You have new data flowing in constantly, and need a model that can morph the topics based on the incoming data. You can also do this in a dynamic fashion.
You need to finetune an already fitted topic model to novel data.

Batch Fitting

We will use the batching function from the itertools recipes to produce batches.

In newer versions of Python (>=3.12) you can just from itertools import batched

def batched(iterable, n: int):
    "Batch data into lists of length n. The last batch may be shorter."
    if n < 1:
        raise ValueError("n must be at least one")
    it = iter(iterable)
    while batch := tuple(itertools.islice(it, n)):
        yield batch

You can fit a model to a very large corpus in batches like so:

from turftopic import KeyNMF

model = KeyNMF(10, top_n=5)

corpus = ["some string", "etc", ...]
for batch in batched(corpus, 200):
    batch = list(batch)
    model.partial_fit(batch)

You might want to train in epochs, so that the model sees the same documents multiple times, this might be useful in numerous settings:

for epoch in range(5):
  for batch in batched(corpus, 200):
      batch = list(batch)
      model.partial_fit(batch)

Finetuning a Model

You can pretrain a topic model on a large corpus and then finetune it on a novel corpus the model has not seen before.

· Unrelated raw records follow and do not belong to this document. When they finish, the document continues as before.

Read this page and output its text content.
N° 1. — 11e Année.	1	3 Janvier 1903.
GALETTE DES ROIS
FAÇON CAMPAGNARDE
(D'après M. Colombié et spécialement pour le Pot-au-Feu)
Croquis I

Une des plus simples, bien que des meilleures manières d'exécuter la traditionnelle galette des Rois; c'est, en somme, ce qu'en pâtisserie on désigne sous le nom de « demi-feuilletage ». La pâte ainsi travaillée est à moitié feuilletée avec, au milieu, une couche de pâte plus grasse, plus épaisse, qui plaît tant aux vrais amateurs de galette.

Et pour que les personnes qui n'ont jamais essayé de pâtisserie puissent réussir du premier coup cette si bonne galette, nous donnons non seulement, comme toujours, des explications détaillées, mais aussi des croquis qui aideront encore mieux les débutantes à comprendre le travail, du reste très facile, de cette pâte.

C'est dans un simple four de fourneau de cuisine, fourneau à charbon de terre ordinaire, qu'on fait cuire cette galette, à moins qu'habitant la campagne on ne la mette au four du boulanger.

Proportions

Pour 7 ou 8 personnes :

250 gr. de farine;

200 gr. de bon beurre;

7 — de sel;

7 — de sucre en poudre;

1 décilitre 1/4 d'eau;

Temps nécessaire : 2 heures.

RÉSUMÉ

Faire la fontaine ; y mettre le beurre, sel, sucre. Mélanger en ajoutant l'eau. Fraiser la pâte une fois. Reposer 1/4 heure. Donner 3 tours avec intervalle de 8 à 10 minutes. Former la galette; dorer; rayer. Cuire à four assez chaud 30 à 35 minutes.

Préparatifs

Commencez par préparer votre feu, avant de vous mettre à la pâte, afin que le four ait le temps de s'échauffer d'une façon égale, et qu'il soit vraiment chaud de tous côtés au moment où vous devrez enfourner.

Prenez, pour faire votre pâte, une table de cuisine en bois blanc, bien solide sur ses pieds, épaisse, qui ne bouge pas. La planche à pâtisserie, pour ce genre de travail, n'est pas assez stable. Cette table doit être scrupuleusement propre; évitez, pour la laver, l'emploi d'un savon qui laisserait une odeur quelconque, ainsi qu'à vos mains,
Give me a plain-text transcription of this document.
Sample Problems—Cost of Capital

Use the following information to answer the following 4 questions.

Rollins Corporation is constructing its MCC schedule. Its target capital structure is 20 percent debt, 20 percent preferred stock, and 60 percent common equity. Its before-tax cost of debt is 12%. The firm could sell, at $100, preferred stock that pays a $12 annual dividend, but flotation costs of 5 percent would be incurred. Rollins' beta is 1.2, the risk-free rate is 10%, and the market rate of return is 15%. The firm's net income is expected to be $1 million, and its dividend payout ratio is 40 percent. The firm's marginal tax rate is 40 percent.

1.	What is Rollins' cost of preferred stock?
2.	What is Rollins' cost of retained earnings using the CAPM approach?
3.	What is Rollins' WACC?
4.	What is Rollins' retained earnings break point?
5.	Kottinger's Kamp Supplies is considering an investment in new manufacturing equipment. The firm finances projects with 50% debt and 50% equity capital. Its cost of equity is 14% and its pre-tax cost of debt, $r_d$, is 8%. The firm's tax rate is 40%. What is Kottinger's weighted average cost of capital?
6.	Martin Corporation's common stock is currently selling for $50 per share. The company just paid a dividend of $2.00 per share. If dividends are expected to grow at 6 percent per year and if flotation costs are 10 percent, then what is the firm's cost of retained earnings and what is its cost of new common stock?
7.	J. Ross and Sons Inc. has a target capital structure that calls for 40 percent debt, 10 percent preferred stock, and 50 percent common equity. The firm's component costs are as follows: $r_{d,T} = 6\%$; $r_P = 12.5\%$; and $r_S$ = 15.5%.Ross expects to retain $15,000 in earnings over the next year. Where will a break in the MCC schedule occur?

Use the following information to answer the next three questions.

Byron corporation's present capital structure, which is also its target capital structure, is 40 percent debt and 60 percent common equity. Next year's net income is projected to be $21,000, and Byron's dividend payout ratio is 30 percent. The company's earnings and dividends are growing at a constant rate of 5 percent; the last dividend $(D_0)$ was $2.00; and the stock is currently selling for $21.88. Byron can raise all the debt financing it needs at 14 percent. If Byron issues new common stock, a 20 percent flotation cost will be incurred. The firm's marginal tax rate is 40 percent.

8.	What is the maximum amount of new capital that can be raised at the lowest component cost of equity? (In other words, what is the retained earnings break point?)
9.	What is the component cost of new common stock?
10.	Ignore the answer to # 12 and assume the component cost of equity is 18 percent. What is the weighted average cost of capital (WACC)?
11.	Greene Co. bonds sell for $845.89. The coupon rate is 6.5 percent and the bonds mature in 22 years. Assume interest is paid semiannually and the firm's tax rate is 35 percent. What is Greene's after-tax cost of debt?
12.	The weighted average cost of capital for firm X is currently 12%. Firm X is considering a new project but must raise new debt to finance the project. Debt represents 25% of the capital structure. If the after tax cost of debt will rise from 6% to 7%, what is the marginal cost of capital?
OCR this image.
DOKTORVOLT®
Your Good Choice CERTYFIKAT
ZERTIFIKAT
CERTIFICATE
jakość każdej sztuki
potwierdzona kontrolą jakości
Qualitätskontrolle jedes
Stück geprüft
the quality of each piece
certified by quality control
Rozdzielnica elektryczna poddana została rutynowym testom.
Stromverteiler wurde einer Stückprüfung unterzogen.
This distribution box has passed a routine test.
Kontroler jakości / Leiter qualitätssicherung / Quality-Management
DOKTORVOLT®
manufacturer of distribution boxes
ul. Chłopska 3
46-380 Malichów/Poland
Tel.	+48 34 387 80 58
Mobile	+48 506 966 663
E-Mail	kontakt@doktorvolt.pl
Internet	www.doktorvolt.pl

This will morph the model's topics to the corpus at hand.

In this example I will load a pretrained KeyNMF model from disk. (see Model Loading and Saving)

from turftopic import load_model

model = load_model("pretrained_keynmf_model")

new_corpus: list[str] = [...]
# Finetune the model to the new corpus
model.partial_fit(new_corpus)

model.to_disk("finetuned_model/")

Precomputed Embeddings

In the case of very large corpora it is common to precompute embeddings before fitting the model. You can still do this with partial_fit(), you just have to be careful to correctly match the embedding indices with the corpus indices.

We provide an example of correct usage here.

You might have a utils.py file with a function to load your corpus:

def load_corpus() -> list[str]:
    """Function that loads the corpus from some source."""
    ...

Then you have a file which computes the embeddings and saves them to disk:

import numpy as np
from sentence_transformers import SentenceTransformers

from utils import load_corpus

corpus = load_corpus()

trf = SentenceTransformers("all-MiniLM-L6-v2")
embeddings = trf.encode(corpus)

np.save("embeddings.npy")

This file then trains the model on the precomputed embeddings:

import numpy as np
from turftopic import KeyNMF

from utils import load_corpus

corpus = load_corpus()
embeddings = np.load("embeddings.npy")

model = KeyNMF(10, encoder="all-MiniLM-L6-v2")
for batch in batched(zip(corpus, embeddings), 200):
    text_batch, embedding_batch = zip(*batch)
    text_batch = list(text_batch)
    embedding_batch = np.stack(embedding_batch)
    model.partial_fit(text_batch, embeddings=embedding_batch)